[Orient oder Rom]. Recopilación de ensayos del historiador austríaco Josep Strzygowski (1872-1941), publicada en Leipzig en 1901 con el subtítulo explicativo «Contribuciones a la historia del arte antiguo tardío y paleocristiano».
El principal objeto de este libro es el comentario de algunas notables obras de arte oriental, de los primeros tiempos cristianos, adquiridas por el Museo de Berlín, como un relieve procedente del Asia Menor con figuras de Cristo y de los Apóstoles, una escultura en madera y estofados con figuras egipcias. Otros dos ensayos tratan de un pequeño sepulcro de Palmira, del siglo III, con decoración pictórica y restos arquitectónicos del templo de Constantino el Grande en la iglesia del Santo Sepulcro, en Jerusalén.
Con todo, más que en los resultados específicos de estas investigaciones, el mayor interés del libro consiste en la tesis revolucionaria, enunciada por primera vez en esta obra, acerca de los orígenes del arte paleocristiano. Invirtiendo la opinión generalmente admitida de los estudiosos, y oponiéndose especialmente a F. Wickhoff — según el cual el arte surgido en Roma con caracteres originales en los dos primeros siglos después de Jesucristo debió difundirse por todo el Imperio, sustituyendo la civilización figurativa del helenismo y formando de este modo el substrato del arte paleocristiano de Oriente, y después del bizantino (v. «Genesis» de Viena) —, Strzygowski sostiene que corresponde al Oriente, esto es, al Asia Menor, a Siria y a Egipto, con sus grandes centros de Antioquía, Efeso y Alejandría, una parte preponderante en la formación del nuevo arte cristiano y tiende, en cambio, a excluir toda influencia decisiva de Roma.

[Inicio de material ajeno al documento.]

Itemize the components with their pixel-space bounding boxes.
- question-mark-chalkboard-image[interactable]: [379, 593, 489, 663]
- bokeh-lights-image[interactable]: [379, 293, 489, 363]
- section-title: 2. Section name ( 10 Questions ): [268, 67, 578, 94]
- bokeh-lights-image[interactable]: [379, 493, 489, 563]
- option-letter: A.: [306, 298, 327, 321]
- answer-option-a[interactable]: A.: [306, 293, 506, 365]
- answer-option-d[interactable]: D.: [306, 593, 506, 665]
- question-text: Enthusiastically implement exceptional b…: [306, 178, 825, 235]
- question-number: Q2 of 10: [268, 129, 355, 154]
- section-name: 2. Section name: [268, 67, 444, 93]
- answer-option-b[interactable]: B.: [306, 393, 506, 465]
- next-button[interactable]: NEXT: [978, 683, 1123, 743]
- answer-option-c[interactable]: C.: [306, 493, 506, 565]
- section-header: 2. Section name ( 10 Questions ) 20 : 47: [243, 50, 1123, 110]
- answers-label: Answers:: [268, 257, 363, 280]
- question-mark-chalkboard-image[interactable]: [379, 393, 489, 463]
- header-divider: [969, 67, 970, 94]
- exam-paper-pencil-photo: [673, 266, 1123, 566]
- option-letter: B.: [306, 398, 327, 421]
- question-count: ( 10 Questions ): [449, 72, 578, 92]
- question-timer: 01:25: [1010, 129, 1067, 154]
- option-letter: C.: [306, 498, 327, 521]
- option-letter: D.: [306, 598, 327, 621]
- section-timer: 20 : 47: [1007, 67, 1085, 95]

De este modo, por ejemplo, serían de origen oriental tanto el tipo de la basílica cristiana como el de los edificios con cúpula, como Santa Constanza de Roma. Ensanchando más cada vez el campo de sus propias investigaciones, él autor ha llegado, después, en sucesivos escritos, a «plantear la alternativa, no ya entre Roma y Oriente, sino entre el helenismo y Oriente, y concluye incluso en favor de la hipótesis orientalista, reconociendo una función preeminente al Irán, a Mesopotamia y a su avanzada en Occidente, Armenia : aquí debieron originarse los motivos constructivos elaborados después en la arquitectura románica y hasta en la del Renacimiento italiano.
Ha sido vastísimo el eco de estas ideas, suscitadoras de polémicas vivas todavía. Si bien las teorías de Strzygowski se fundan en pocos datos de hecho seguros y, en todo caso, de difícil interpretación (lo que aquí cuenta, en efecto, no es tanto la procedencia de un motivo iconográfico o de un procedimiento constructivo, como el modo con que estas influencias exteriores son acogidas y artísticamente reelaboradas), sin embargo, corresponde a su obra el mérito de haber abierto nuevos horizontes a los estudios acerca de la génesis del arte paleocristiano y bizantino; como elemento negativo se advierte, en fin, en Strzygowski una desvaloración sistemática preconcebida de la originalidad creadora de Roma en el campo de las artes figurativas.